Wow, I’ve missed you guys, and I’m going to assume you’ve missed me too, to keep my self-esteem at an all-time high.
So much has happened since I last ranted one here. I defeated acute renal failure and rhabdo, drowned my sorrows beneath an unfathomable amount of donuts, refocused, rebuilt the Relentless Badger and successfully returned to the UFC as a welterweight. I feel great at 170 pounds, and I sincerely want to thank everybody who kept believing in me and supporting me after my disappointing decision loss in Macau as a lightweight.
The decision to move to welterweight was an easy one, as I feel so much stronger and more durable at 170 pounds. As a lightweight, so much of my time and energy was spent trying to make weight that I didn’t have much in the tank to work on technical skills during my training camp. I essentially became a black belt at making weight and re-entering the Octagon almost 30 pounds heavier the next day, but the cut was so harrowing that I literally could barely stand, let alone move my legs come round two of my lightweight fight in Macau.
I was obviously disappointed in the result that night, but also found a silver lining in the fact that even when I was at my physically weakest point and my body was quite literally shutting down, I refused to accept defeat and continued to fight to the final bell.
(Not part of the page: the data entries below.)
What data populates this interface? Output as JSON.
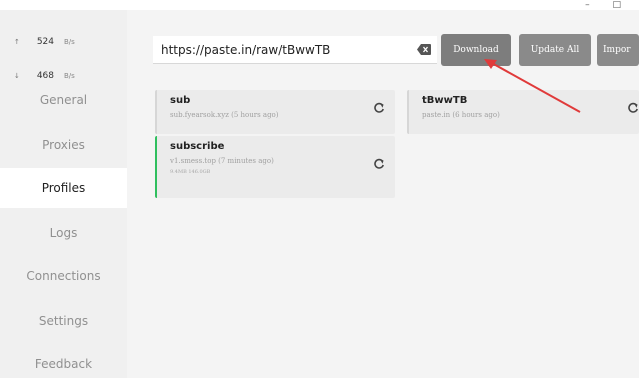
{
  "window": {
    "controls": [
      "–",
      "□"
    ]
  },
  "traffic": {
    "up": {
      "arrow": "↑",
      "value": "524",
      "unit": "B/s"
    },
    "down": {
      "arrow": "↓",
      "value": "468",
      "unit": "B/s"
    }
  },
  "sidebar": {
    "items": [
      {
        "label": "General",
        "active": false
      },
      {
        "label": "Proxies",
        "active": false
      },
      {
        "label": "Profiles",
        "active": true
      },
      {
        "label": "Logs",
        "active": false
      },
      {
        "label": "Connections",
        "active": false
      },
      {
        "label": "Settings",
        "active": false
      },
      {
        "label": "Feedback",
        "active": false
      }
    ]
  },
  "toolbar": {
    "url_value": "https://paste.in/raw/tBwwTB",
    "clear_icon": "backspace-icon",
    "download_label": "Download",
    "update_all_label": "Update All",
    "import_label": "Impor"
  },
  "profiles": [
    {
      "name": "sub",
      "meta": "sub.fyearsok.xyz (5 hours ago)",
      "extra": "",
      "selected": false
    },
    {
      "name": "tBwwTB",
      "meta": "paste.in (6 hours ago)",
      "extra": "",
      "selected": false
    },
    {
      "name": "subscribe",
      "meta": "v1.smess.top (7 minutes ago)",
      "extra": "9.4MB  146.0GB",
      "selected": true
    }
  ],
  "colors": {
    "active_border": "#2fbf5e",
    "annotation_arrow": "#e03a3a",
    "button_bg": "#8a8a8a"
  }
}
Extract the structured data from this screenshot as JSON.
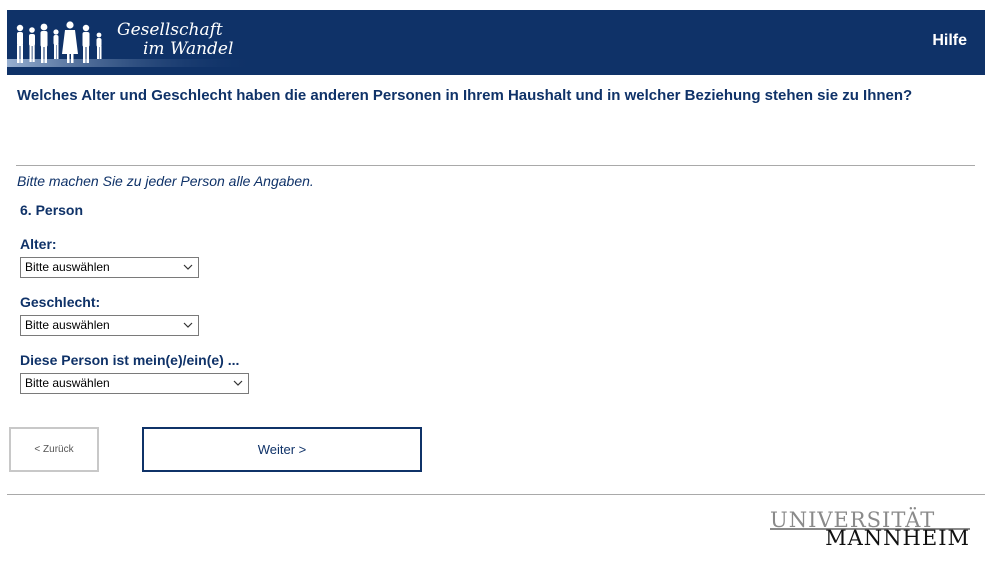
{
  "header": {
    "brand_line1": "Gesellschaft",
    "brand_line2": "im Wandel",
    "help_label": "Hilfe",
    "background_color": "#0f3268",
    "banner_icon": "people-silhouettes-icon"
  },
  "question": {
    "text": "Welches Alter und Geschlecht haben die anderen Personen in Ihrem Haushalt und in welcher Beziehung stehen sie zu Ihnen?"
  },
  "instruction": "Bitte machen Sie zu jeder Person alle Angaben.",
  "person": {
    "heading": "6. Person",
    "fields": [
      {
        "label": "Alter:",
        "selected": "Bitte auswählen"
      },
      {
        "label": "Geschlecht:",
        "selected": "Bitte auswählen"
      },
      {
        "label": "Diese Person ist mein(e)/ein(e) ...",
        "selected": "Bitte auswählen"
      }
    ]
  },
  "navigation": {
    "back_label": "< Zurück",
    "next_label": "Weiter >"
  },
  "footer": {
    "logo_word1": "UNIVERSITÄT",
    "logo_word2": "MANNHEIM"
  },
  "colors": {
    "accent": "#0f3268",
    "divider": "#a9a9a9"
  }
}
It’s a term often cheaply thrown around — guys claiming they would fight to the death — and I gained so much mentally and spiritually that night when I discovered that, for me, it wasn’t just a cheap saying.
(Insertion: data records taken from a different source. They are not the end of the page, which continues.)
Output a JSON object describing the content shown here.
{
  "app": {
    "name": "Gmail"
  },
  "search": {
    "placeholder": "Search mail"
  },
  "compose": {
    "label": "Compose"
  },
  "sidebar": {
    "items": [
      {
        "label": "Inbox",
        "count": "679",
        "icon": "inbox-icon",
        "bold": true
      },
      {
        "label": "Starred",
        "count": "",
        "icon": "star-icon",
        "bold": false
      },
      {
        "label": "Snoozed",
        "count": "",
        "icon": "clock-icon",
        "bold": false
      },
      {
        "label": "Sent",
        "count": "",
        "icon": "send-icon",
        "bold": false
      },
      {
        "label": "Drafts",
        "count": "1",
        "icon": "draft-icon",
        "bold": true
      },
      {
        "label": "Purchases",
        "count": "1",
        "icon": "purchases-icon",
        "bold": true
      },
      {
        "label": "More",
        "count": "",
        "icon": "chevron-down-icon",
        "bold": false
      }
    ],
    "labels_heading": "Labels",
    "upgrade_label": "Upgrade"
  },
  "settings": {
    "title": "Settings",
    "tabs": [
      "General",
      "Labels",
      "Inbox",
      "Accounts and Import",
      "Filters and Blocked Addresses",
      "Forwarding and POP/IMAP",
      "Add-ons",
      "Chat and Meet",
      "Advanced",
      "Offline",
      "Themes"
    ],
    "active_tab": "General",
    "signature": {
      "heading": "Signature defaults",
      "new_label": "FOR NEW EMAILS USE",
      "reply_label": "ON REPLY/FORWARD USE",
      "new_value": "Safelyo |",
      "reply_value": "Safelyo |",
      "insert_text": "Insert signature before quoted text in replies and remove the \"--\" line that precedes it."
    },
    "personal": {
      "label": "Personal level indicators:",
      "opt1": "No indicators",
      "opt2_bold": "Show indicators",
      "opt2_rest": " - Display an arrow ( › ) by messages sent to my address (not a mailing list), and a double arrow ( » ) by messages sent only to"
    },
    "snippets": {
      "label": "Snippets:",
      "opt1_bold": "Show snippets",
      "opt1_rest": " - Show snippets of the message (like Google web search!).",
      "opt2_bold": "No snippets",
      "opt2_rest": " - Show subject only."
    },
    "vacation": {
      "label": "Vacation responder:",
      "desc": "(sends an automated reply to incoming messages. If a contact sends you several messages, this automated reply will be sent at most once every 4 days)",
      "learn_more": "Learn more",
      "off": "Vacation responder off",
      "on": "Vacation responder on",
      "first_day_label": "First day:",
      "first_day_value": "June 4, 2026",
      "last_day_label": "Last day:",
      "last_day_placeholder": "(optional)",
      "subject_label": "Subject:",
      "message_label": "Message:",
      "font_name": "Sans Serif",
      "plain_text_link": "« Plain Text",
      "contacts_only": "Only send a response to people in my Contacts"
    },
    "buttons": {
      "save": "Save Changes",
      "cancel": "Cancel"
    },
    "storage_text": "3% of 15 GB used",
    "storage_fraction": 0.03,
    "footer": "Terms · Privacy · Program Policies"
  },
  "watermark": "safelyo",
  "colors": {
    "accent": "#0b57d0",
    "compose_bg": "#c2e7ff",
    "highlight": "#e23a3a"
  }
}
After I recovered physically from that disastrous cut, I began the process of rebuilding myself to make the move back up to welterweight. After a lot of lifting sessions at Gamebred Combat Cub and steadily chipping away at my goals, I slowly began to feel like my old self again. I got back to doing my old-school sessions, with plenty of odd-object lifting, sledgehammer work, Atlas stone lifting and good old wrestling. After getting my base back, I called in the big guns: Sydney-based strength and conditioning coach Jonathan Bailey. Jono programmed my S&C for the Adelaide fight, and he monitored my training volume and intensity to ensure I didn’t over-train and peaked at the correct time.
Another great addition to my camp for my welterweight return was Dorian Price — or, as we like to call him in the River City, “The Chocolate Wizard.” Dorian has years of both elite-level Muay Thai and MMA under his belt, and he offered a lot to my training camp. I owe him a lot for his experience, guidance and generosity. The only other MMA fighter he trains is one of my heroes, Matt “The Immortal” Brown, and I really enjoyed learning the unique tips and tricks that I’ve watched Matt use successfully in the UFC for so long.
I knew I was the underdog coming in to my fight at UFC Adelaide. I was going to be the smaller fighter, up against a guy who was known for his power punching and had been known to knock out some tough guys. I didn’t pay too much attention to what was being said, but I knew that the common consensus was that I wouldn’t want to stand with Vik Grujic for a second, and that Vik would most likely knock me out. So, I’d just like to take this opportunity to point out to all those that doubted me, that a) Yes, I could probably get a stunt double role as Gimli in Lord of the Rings; b) I actually did stand with Vik, and I landed heavy shots and a head kick (I was as surprised as you were); c) Vik did land clean shots on me, I ate them and proved that the Badger has a granite chin; and, d) I won.
All in all, it was a really fun fight to be a part of. Vik and I both had our moments. He was as strong and tough as I’d anticipated. We both knew we had a lot to lose, and we fought accordingly. I really felt, given the crowd’s reaction to our sometimes reckless exchanges and all-or-nothing battle, that we would have come close to the ever-elusive $50,000 bonus. But, hey, there’s always next time, and you can bet your bottom dollar that I will always come ready to fight like it’s my last fight every time I step in the Octagon.
Perhaps my proudest moment came after the fight, when Dorian exclaimed, “You just gave me six heart attacks having a shootout with that guy! How did I end up with another Matt Brown on my hands?!” Yep, it wasn’t so much the win that did it for me, or the money. It was having a war that the crowd loved and being compared to a tough fighter you’ve looked up to for a long time. That was definitely my highlight.
I don’t know exactly what’s ahead for me in the UFC, but I’m as enthusiastic as ever. I feel great at welterweight, and I will only improve as I solidify myself at this weight and continue to grow technically as fighter under the guidance of my coaches.
I’d like to thank my family and friends, who have supported me since the start of my career and continue to give me great support every day; my gym, Gamebred Combat Club in Brisbane, and Alliance Jiu Jitsu Australia — both are amazing places to train with incredible coaches, and provide a friendly but competitive atmosphere.
Can’t wait to be back on the mat, continuing to learn and evolve!